The representation of women on FTSE 350 public company boards has been gradually improving in recent years, with demands from shareholders for diversity in the people running British businesses.

The government-backed review had set a voluntary target of 40% women on boards by 2025, although that milestone is still well short of the 51% of women in the UK population.

Ministers have declined to introduce mandatory targets for women on boards, as the EU has committed to implement. Kemi Badenoch, the business and trade secretary who also holds the women and equalities ministerial brief, said the increase in the number of women on boards during 2022 showed that “change doesn’t always require top-down interventions but can occur when everyone is pushing in the same direction”.

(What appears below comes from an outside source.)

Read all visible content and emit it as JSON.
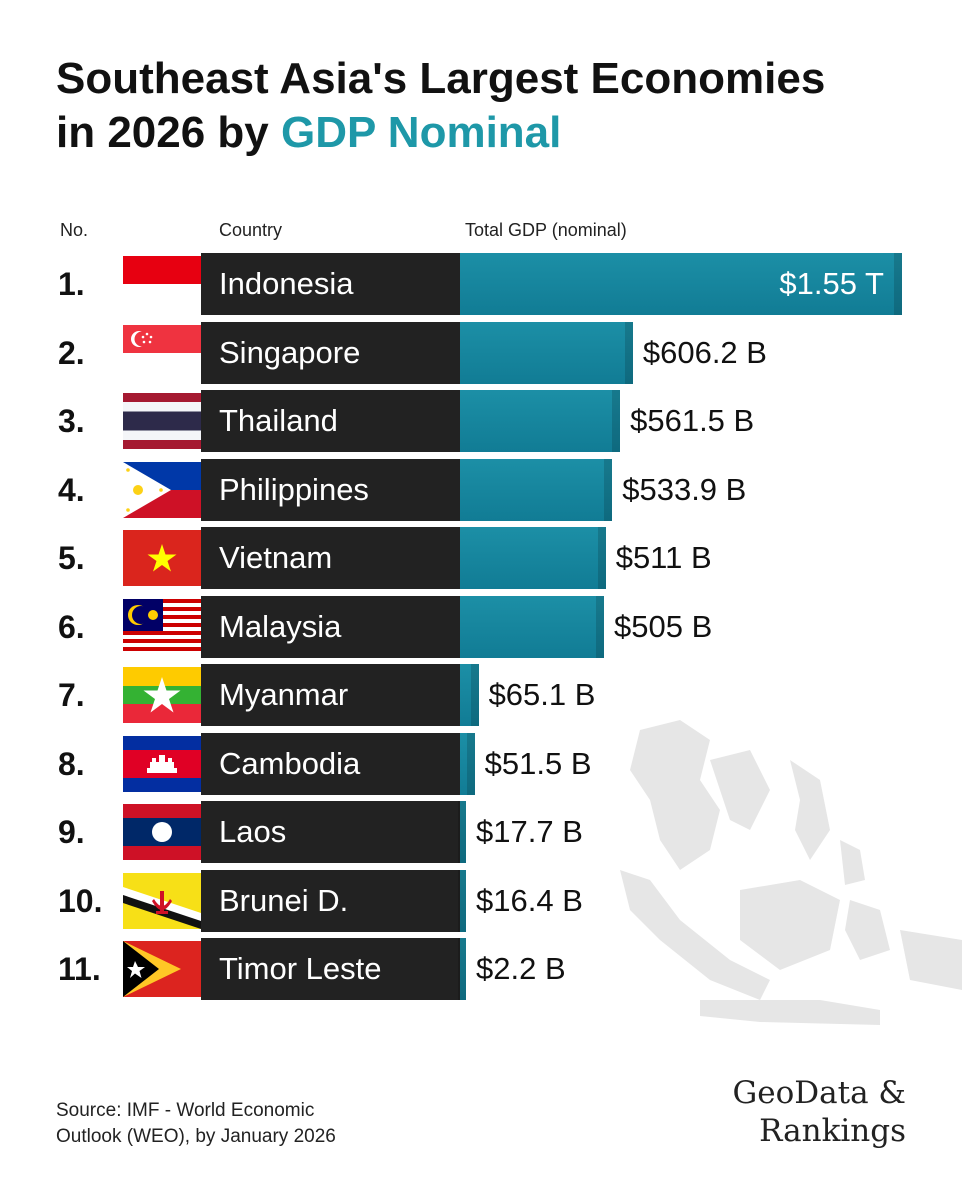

Jemima Olchawski, the chief executive of the Fawcett Society, which campaigns for gender equality, said: “It’s really good and important that we are seeing progress on this issue. We shouldn’t think that means the job is done.”

She said she had concerns about “the extent to which some firms are free-riding on the strong performance of others”. She added that the government should push companies to offer flexible work options when advertising jobs, as well as encouraging more men to take up their shared parental leave.

Women only hold about a third of the 5,200 top roles across UK society, according to Fawcett Society analysis, and men still dominate the very top of British business. Only seven women lead FTSE 100 companies, although the number briefly hit nine in 2022 before one company was demoted from the index and Alison Brittain stepped down as the boss of Whitbread.

At board level the imbalance has improved. Every one of the 350 boards analysed now has at least one woman on it, compared with 152 male-only boards just over a decade ago, according to the latest women leaders review, carried out by the data company BoardEx. The UK is second in the world, behind France, the government said.

The report found the number of all-male executive committees in the FTSE 350 has decreased again this year to 10, down from 16 in 2021.

The government is hoping that the proportion of women in leadership positions will also rise past 40% by 2025. It said that target is “on track”.

Its official release highlighted the companies with the highest percentage of women in leadership roles – those on companies’ executive committees and their direct reports. It said the FTSE 250 companies with the highest representation below board level were the property investment trust Shaftesbury, with 64% of women in leadership, followed by the investment trust company Law Debenture Corporation and the fashion retailer Asos at 63% and 56% respectively.

The fashion company Burberry Group had the most women in leadership of the FTSE 100, at 54%, while the clothing retailer Next and Sainsbury’s supermarket had 53% and 51% respectively. Every other FTSE 100 company had less than 50% women in leadership.